Riverside project continues to divide Stratford
Stratford’s Riverside Corridor project continues to cause divisions as two influential organisations came out on different sides of the argument.
The Stratford Society has said it cannot support the plans in their current form, criticising them as ‘too ambitious’ and saying they should be scaled back.
However tourism organisation Shakespeare’s England has decided to throw its support behind the project last week, saying it would revitalise the river frontage and inject funds into the local economy.
Arguing against the scheme, a submission from the Stratford Society drew attention to the proposed expansion of the Fisherman’s car park to 500 spaces, saying it would was not justified on transportation grounds.
Although not entirely negative to the project, society members suggested Stratford’s priorities should be helping the town centre by improving the Park and Ride and bringing in more pedestrianisation.
The society added that the land on the riverside, known as Lench Meadows, should be designated as a Local Nature Reserve and that management of the area should be limited to just enough to help wildlife thrive.
However, Shakespeare’s England has come to a different conclusion.
Major Richard Carney, chairman of Shakespeare’s England, said: “The Stratford riverside green corridor scheme will revitalise the river frontage in Stratford, provide high-quality public space for all, create new green routes into town, reduce congestion, improve air quality and inject some desperately needed funds into the local economy.”
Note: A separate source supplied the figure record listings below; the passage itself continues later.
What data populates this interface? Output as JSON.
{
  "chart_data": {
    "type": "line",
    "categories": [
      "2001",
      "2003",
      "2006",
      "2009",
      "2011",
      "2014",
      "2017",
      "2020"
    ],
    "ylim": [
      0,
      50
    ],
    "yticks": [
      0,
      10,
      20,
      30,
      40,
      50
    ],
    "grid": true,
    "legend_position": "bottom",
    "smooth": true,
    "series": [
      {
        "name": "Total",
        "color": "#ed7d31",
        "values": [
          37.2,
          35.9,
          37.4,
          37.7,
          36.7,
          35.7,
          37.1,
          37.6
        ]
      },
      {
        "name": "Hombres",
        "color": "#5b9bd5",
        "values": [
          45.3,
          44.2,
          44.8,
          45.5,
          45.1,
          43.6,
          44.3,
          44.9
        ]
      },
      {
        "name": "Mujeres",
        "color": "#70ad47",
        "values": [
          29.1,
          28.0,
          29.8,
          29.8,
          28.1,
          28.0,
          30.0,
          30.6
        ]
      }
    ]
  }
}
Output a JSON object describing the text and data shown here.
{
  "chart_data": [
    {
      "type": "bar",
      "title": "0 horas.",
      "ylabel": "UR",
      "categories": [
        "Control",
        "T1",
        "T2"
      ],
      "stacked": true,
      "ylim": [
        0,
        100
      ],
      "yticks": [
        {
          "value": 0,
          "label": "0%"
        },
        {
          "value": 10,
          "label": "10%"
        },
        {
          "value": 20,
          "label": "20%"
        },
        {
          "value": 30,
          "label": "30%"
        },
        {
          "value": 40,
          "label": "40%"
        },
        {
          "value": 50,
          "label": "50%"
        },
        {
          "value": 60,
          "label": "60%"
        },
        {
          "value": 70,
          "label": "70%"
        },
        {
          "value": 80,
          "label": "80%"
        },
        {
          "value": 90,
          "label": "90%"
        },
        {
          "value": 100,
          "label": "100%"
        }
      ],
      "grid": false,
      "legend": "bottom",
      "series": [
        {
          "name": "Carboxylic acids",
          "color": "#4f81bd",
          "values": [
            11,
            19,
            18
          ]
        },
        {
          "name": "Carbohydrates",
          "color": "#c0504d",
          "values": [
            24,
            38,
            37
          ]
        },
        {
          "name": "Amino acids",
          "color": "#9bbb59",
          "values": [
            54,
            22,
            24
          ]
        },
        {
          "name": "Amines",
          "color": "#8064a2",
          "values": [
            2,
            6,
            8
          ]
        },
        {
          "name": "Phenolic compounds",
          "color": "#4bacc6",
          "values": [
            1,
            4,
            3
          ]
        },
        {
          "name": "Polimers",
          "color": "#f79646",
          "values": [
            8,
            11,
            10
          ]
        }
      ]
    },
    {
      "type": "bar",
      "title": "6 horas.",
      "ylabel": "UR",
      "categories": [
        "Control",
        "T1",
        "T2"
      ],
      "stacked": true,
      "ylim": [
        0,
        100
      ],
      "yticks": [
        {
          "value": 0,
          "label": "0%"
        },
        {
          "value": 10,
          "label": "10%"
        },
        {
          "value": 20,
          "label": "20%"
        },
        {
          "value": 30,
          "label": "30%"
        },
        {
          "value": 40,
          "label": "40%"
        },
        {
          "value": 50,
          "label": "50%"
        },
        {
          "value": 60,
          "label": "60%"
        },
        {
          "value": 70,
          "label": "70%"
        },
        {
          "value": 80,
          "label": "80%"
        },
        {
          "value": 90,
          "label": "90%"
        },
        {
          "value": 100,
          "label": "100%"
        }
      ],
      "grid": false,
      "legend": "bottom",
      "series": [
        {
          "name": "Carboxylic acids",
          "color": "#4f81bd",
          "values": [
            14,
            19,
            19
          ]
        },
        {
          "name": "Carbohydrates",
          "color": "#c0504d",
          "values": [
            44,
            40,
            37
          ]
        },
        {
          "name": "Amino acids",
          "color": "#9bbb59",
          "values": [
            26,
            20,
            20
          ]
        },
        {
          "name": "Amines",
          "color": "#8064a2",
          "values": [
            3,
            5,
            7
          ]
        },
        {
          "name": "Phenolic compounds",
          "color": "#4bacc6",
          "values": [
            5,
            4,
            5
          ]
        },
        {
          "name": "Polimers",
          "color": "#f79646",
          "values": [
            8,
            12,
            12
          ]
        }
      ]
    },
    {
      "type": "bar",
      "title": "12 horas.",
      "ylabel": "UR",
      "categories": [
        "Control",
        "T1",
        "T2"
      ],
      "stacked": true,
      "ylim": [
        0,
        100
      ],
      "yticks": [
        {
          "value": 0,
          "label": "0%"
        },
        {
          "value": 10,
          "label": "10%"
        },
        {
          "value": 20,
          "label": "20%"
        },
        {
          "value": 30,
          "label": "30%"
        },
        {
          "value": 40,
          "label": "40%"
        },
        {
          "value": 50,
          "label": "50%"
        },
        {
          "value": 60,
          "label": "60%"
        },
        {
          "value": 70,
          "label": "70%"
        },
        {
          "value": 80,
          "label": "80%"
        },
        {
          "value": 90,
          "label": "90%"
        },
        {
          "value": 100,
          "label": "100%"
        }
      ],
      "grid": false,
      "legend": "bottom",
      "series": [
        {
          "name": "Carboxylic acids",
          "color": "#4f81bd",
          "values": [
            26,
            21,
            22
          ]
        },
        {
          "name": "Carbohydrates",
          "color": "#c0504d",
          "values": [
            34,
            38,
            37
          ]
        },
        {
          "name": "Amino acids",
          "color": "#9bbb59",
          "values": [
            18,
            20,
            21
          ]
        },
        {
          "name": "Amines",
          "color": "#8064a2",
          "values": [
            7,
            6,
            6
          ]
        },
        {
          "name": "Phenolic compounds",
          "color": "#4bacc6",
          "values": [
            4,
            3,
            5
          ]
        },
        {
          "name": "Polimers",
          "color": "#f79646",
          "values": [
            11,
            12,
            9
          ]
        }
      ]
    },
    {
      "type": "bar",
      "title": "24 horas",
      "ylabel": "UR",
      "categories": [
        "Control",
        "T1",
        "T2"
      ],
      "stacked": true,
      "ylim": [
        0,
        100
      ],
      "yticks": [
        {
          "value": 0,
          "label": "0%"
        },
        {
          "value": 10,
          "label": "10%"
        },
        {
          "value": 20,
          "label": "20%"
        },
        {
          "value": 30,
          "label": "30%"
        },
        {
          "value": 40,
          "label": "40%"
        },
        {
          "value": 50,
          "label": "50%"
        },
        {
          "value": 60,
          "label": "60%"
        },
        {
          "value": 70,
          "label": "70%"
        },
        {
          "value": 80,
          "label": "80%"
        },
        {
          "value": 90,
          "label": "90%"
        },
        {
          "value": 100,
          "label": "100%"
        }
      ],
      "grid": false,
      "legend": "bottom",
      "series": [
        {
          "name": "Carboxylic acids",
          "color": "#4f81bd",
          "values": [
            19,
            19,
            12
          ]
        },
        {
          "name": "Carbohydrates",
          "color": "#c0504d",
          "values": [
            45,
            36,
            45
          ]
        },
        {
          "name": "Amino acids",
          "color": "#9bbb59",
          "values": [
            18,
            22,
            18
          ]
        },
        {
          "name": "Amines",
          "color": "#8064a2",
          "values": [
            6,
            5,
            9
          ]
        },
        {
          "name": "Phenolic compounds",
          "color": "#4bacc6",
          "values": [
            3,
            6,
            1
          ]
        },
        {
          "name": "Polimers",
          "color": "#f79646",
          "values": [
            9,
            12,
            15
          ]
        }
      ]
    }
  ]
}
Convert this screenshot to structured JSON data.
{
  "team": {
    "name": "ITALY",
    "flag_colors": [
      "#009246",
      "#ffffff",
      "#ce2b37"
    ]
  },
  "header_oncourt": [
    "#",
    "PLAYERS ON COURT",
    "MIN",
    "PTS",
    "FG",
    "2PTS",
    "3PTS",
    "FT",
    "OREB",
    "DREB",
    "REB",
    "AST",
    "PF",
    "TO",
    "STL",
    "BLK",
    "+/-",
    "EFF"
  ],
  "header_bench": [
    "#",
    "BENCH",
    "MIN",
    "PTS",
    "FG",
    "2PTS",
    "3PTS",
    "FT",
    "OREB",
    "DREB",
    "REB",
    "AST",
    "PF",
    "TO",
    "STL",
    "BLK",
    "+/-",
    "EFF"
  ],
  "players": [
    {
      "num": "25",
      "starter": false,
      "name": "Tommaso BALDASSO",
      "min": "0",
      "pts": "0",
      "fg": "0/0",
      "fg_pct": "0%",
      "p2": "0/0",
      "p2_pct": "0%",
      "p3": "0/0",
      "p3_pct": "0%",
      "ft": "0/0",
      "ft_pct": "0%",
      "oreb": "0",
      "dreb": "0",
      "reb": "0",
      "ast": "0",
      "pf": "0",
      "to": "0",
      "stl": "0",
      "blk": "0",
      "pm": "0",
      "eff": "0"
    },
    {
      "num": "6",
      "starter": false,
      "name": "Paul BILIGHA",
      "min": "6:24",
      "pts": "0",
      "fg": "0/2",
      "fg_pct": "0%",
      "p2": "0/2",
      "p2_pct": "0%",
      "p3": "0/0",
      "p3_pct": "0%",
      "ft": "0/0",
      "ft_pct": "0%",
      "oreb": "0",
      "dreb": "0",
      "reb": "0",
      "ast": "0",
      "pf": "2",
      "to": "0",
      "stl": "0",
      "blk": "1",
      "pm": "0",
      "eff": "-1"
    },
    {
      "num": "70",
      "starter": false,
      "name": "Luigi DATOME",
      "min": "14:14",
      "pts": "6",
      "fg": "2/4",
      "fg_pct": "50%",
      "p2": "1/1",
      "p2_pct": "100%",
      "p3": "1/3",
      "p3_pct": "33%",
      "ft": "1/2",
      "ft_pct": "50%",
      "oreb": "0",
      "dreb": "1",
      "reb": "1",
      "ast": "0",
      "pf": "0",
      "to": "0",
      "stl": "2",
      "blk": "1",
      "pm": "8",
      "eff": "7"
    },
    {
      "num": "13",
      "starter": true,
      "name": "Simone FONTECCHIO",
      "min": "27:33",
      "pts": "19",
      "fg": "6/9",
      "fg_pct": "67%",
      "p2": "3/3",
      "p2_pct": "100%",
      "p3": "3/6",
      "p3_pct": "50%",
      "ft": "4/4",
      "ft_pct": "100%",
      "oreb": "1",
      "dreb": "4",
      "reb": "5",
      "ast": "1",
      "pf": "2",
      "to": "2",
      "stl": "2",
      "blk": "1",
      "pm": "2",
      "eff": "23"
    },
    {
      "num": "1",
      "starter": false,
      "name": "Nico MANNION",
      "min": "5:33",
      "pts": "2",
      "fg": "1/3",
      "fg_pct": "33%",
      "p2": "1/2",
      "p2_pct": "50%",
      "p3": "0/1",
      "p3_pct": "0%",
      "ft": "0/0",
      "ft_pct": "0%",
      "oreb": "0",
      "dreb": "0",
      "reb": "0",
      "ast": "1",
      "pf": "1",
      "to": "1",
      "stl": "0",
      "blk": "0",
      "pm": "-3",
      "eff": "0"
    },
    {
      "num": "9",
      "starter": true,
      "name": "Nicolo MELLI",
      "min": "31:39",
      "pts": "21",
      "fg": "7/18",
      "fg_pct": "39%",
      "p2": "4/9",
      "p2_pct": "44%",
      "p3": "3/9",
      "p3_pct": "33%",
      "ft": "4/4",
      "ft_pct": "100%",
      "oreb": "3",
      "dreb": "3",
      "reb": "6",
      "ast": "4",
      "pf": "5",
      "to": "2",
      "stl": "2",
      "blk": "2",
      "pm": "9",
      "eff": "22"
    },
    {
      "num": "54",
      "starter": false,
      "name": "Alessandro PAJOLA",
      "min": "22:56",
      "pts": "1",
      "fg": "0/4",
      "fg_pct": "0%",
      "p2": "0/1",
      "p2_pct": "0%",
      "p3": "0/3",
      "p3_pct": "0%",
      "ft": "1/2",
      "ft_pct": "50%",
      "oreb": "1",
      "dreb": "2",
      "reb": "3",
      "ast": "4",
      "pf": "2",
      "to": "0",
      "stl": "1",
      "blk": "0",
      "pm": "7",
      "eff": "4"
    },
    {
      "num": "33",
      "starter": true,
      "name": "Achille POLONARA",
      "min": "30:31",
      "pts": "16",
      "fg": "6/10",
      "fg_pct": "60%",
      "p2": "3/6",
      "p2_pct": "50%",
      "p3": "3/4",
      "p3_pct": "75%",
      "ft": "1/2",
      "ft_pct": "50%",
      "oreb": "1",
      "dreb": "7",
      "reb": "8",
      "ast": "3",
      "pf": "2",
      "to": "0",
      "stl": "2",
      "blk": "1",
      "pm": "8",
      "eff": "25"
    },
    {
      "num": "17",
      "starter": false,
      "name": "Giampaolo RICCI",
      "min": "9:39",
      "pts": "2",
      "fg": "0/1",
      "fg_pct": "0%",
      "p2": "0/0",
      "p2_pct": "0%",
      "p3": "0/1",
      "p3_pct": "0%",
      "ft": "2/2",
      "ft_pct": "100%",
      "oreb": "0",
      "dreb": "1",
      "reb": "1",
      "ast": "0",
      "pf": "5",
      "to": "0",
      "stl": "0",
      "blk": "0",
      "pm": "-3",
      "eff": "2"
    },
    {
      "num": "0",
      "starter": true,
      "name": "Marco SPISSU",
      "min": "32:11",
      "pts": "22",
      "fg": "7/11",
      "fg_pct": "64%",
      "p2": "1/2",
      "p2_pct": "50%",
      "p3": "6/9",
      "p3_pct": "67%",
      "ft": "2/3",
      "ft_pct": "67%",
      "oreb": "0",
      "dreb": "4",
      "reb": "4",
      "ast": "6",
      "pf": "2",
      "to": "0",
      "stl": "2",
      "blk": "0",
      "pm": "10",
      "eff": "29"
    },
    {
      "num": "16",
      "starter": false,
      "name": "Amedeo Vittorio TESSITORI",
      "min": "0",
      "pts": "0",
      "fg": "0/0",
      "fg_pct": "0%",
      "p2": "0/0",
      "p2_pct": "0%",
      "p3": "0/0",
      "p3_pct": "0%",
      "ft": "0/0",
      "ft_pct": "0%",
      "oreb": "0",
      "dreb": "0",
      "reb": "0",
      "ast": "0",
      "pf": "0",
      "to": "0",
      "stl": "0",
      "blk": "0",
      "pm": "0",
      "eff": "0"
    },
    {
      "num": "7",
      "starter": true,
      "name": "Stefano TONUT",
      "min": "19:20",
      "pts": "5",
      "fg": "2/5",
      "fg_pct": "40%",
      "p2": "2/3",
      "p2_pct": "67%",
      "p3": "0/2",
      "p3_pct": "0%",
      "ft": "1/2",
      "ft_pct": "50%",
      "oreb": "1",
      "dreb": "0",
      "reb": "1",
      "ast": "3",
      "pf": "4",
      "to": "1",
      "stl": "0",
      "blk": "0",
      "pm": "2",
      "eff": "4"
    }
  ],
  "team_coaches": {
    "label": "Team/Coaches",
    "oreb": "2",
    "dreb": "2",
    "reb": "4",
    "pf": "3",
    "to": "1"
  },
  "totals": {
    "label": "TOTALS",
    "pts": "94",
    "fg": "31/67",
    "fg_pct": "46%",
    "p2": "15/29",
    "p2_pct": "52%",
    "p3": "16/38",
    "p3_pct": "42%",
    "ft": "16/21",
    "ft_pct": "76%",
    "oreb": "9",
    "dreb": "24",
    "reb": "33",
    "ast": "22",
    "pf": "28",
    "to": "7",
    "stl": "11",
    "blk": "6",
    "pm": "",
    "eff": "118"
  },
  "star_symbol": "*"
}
He added: “We have to be ready to kick-start the economy when we open back up from this year-long disruption caused by the pandemic. The opening up of this green space will enable Stratford to become a greener and more accessible riverside destination for all to experience and enjoy.
“As chairman of Shakespeare’s England, and also as director of operations for IXL Events Ltd and Dallas Burston Polo Club located in the area, I personally welcome this initiative, and I am sure this way of accessing Stratford will be welcomed by all visitors, rather than queuing in a car and causing congestions.”
Major Carney also outlined environmental benefits the project could bring.
Despite Shakespeare’s England’s enthusiasm for the scheme, there remains some significant public opposition, particularly against the car park expansion plans.
This strength of feeling does seem to be having some impact on Stratford District Council, with deputy chief executive Tony Perks admitting last week that the car park plans were likely to be scaled back and it would probably be smaller than 500 spaces.
For their part Stratford District Council has never said creating a 500-space car park is set in stone, and has said that whatever happens, the area would be developed sensitively and would not be a vast expanse of concrete.
The project has already secured £1.5m in funding from the Coventry and Warwickshire Local Enterprise Partnership, with the district council expected to contribute around £500,000 in addition to this.
Both landowners, the district council and Stratford Town Trust, argue the project will reduce congestion and pollution in the town centre and draw in visitors to aid Stratford’s recovery from the pandemic.
A public consultation has already been run on the concept while the finer details will be ironed out before a planning application is submitted.
An online petition against the project has been signed by 2,108 so far.